Pada tahun 1943, Jepang memberikan kemerdekaan Burma. Namun, Chindits, detasemen partisan yang beroperasi di koloni pendudukan Inggris Raya pada tahun 1943-1944, menyebabkan banyak masalah bagi penjajah Jepang. di bawah Jenderal Inggris Ord Wingate.
Namun di Pulau Ramri, para gerilyawan bukanlah sakit kepala utama bagi tentara Jepang. Ternyata pada tahap akhir perang, lebih banyak masalah menunggu mereka di sini.
Pembantaian yang mengerikan tentang. Ramri
Peristiwa yang membuat Ramri terkenal itu terjadi pada awal tahun 1945 pada saat pembebasan jajahan Inggris dari penjajahan. Pada bulan Januari, pasukan Inggris-India, dengan tujuan mendirikan pangkalan udara di Ramri, mendarat di pulau itu, di mana pada saat itu ada sekitar 1.000 tentara Jepang, dan melancarkan serangan. Setelah perlawanan yang lama, Jepang dikepung, tetapi menolak untuk menyerah. Mereka terpaksa mundur ke pedalaman sampai mati. Banyak dari mereka meninggal karena gigitan serangga dan ular berbisa, yang lain karena kelaparan dan kekurangan air bersih.
Tetapi jumlah terbesar tentara tewas dalam pertempuran dengan buaya raksasa yang hidup di rawa-rawa setempat. Setidaknya, demikian klaim naturalis Kanada Bruce Wright, yang menyaksikan peristiwa ini dan menggambarkannya secara rinci pada tahun 1962 dalam bukunya. Wright menyebut malam 18-19 Februari 1945 sebagai malam "terburuk" yang pernah dialami Marinir. Menurutnya, militer yang membebaskan pulau itu mendengar suara tembakan dari rawa-rawa bakau dan “jeritan orang-orang yang terluka yang jatuh ke dalam rahang reptil raksasa”, yang, bersama dengan suara buaya yang “berkerumun”, menciptakan “hiruk-pikuk neraka." Wright mencatat bahwa dari 1.000 tentara Jepang, hanya 20 yang selamat!

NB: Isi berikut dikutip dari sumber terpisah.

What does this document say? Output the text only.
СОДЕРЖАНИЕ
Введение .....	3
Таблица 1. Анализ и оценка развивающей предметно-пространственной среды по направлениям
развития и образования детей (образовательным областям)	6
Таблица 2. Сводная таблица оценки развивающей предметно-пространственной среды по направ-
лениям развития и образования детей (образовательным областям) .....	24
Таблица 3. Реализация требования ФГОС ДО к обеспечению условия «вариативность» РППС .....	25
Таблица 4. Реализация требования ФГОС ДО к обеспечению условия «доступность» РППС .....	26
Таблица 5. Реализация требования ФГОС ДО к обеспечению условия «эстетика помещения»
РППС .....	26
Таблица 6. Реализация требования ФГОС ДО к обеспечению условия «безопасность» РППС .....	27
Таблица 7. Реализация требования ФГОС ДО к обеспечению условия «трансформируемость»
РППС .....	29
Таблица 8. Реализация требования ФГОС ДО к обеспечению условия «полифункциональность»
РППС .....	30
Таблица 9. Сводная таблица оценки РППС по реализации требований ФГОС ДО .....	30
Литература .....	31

Namun, kebenaran cerita mengerikan ini masih diragukan, dan peneliti terus mencari fakta yang bisa menjelaskan apa yang terjadi pada Ramri.
Apakah ada buaya?
Banyak detail yang terkait dengan pertempuran tentang. Ramri, perbedaan pendapat di antara spesialis berteriak. Dalam bukunya tentang Kampanye Burma, sejarawan Frank McLynn membantah argumen utama yang mendukung kebenaran cerita pembantaian, dan khususnya cara naturalis Wright menyajikan cerita. Menurut McLynn, tidak ada bukti dokumenter bahwa Wright berada di pulau itu pada saat itu.
Selain itu, sejarawan menunjuk pada kegagalan "mitos" tentang serangan buaya dari sudut pandang ilmiah. Menurut McLynn, sejumlah reptil, yang diduga memakan ratusan tentara Jepang, tidak akan bertahan dalam kondisi alami Ramri - mereka tidak akan memiliki cukup makanan! Ilmuwan juga menarik perhatian pada fakta bahwa baik dalam laporan resmi tentara Inggris, maupun dalam memoar orang-orang Jepang yang selamat dari pertempuran di pulau itu, ada serangan massal buaya.

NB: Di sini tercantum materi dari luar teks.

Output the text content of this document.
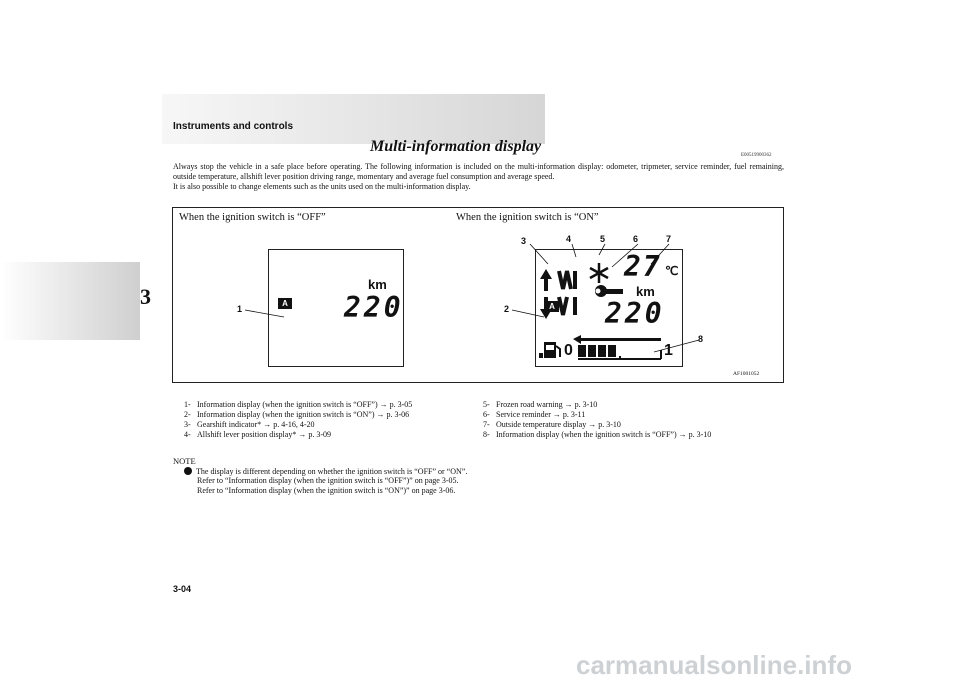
Instruments and controls
3
Multi-information display
E00519900362

Always stop the vehicle in a safe place before operating. The following information is included on the multi-information display: odometer, tripmeter, service reminder, fuel remaining, outside temperature, allshift lever position driving range, momentary and average fuel consumption and average speed.

It is also possible to change elements such as the units used on the multi-information display.

When the ignition switch is “OFF”	When the ignition switch is “ON”
AF1001052
A
km
220	A
27 ℃
km
220
0	1
1	2
3	4	5	6	7
8
1- Information display (when the ignition switch is “OFF”) → p. 3-05
2- Information display (when the ignition switch is “ON”) → p. 3-06
3- Gearshift indicator* → p. 4-16, 4-20
4- Allshift lever position display* → p. 3-09
5- Frozen road warning → p. 3-10
6- Service reminder → p. 3-11
7- Outside temperature display → p. 3-10
8- Information display (when the ignition switch is “OFF”) → p. 3-10
NOTE
The display is different depending on whether the ignition switch is “OFF” or “ON”.
Refer to “Information display (when the ignition switch is “OFF”)” on page 3-05.
Refer to “Information display (when the ignition switch is “ON”)” on page 3-06.
3-04
carmanualsonline.info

Kebenaran cerita itu juga dipertanyakan dalam sebuah film dokumenter National Geographic yang dirilis pada September 2016. Dr. Sam Willis mengunjungi pulau yang terkenal itu dan juga mempelajari dokumen militer yang masih ada. Peneliti menyimpulkan bahwa jumlah korban buaya lokal dilebih-lebihkan.
Pada tahun 2017, setelah rilis film dokumenter ini, Fr. Ramri kembali tercatat dalam Guinness Book of World Records, di mana pertama kali tercatat pada tahun 1968, sebagai situs pembantaian manusia terbesar oleh buaya, dengan hasil investigasi National Geographic.

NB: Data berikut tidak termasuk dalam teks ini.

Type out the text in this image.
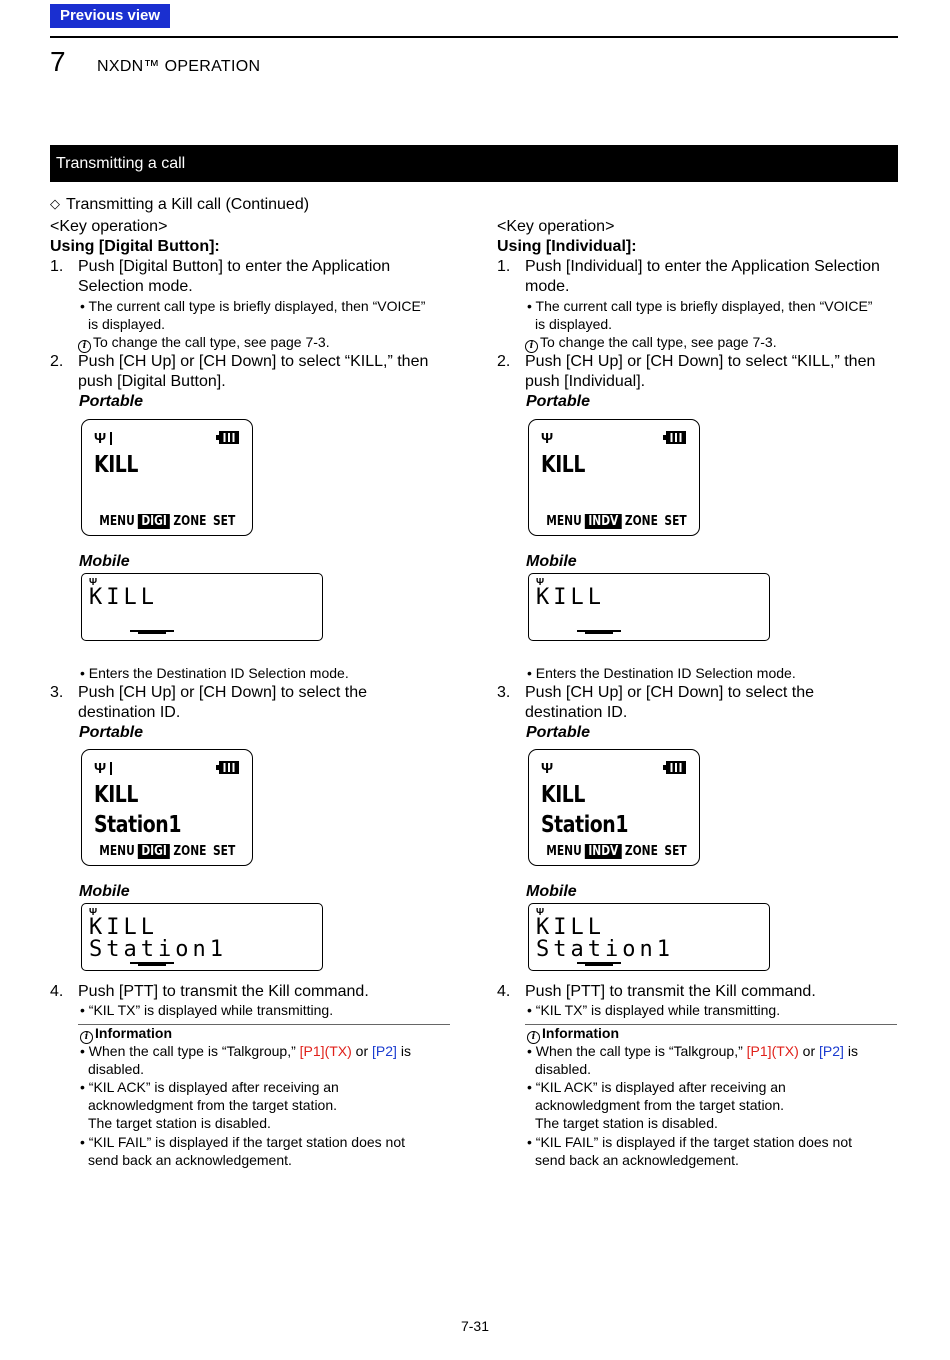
Previous view
7 NXDN™ OPERATION
Transmitting a call
◇ Transmitting a Kill call (Continued)
<Key operation>
Using [Digital Button]:
1. Push [Digital Button] to enter the Application
Selection mode.
• The current call type is briefly displayed, then “VOICE”
is displayed.
i To change the call type, see page 7-3.
2. Push [CH Up] or [CH Down] to select “KILL,” then
push [Digital Button].
Portable
Ψ
KILL
MENU DIGI ZONE SET
Mobile
Ψ
KILL
• Enters the Destination ID Selection mode.
3. Push [CH Up] or [CH Down] to select the
destination ID.
Portable
Ψ
KILL
Station1
MENU DIGI ZONE SET
Mobile
Ψ
KILL
Station1
4. Push [PTT] to transmit the Kill command.
• “KIL TX” is displayed while transmitting.
i Information
• When the call type is “Talkgroup,” [P1](TX) or [P2] is
disabled.
• “KIL ACK” is displayed after receiving an
acknowledgment from the target station.
The target station is disabled.
• “KIL FAIL” is displayed if the target station does not
send back an acknowledgement.
<Key operation>
Using [Individual]:
1. Push [Individual] to enter the Application Selection
mode.
• The current call type is briefly displayed, then “VOICE”
is displayed.
i To change the call type, see page 7-3.
2. Push [CH Up] or [CH Down] to select “KILL,” then
push [Individual].
Portable
Ψ
KILL
MENU INDV ZONE SET
Mobile
Ψ
KILL
• Enters the Destination ID Selection mode.
3. Push [CH Up] or [CH Down] to select the
destination ID.
Portable
Ψ
KILL
Station1
MENU INDV ZONE SET
Mobile
Ψ
KILL
Station1
4. Push [PTT] to transmit the Kill command.
• “KIL TX” is displayed while transmitting.
i Information
• When the call type is “Talkgroup,” [P1](TX) or [P2] is
disabled.
• “KIL ACK” is displayed after receiving an
acknowledgment from the target station.
The target station is disabled.
• “KIL FAIL” is displayed if the target station does not
send back an acknowledgement.
7-31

Seperti yang dijelaskan oleh pemimpin redaksi Craig Glenday, ketika menetapkan "judul" seperti itu untuk pertempuran di Ramri, para penyusun panduan tahunan mengandalkan memoar naturalis Wright, yang keasliannya tidak perlu diragukan lagi. Namun, dia menyatakan bahwa staf redaksinya siap untuk mempertimbangkan data dokumenter baru terkait cerita ini, jika ditemukan.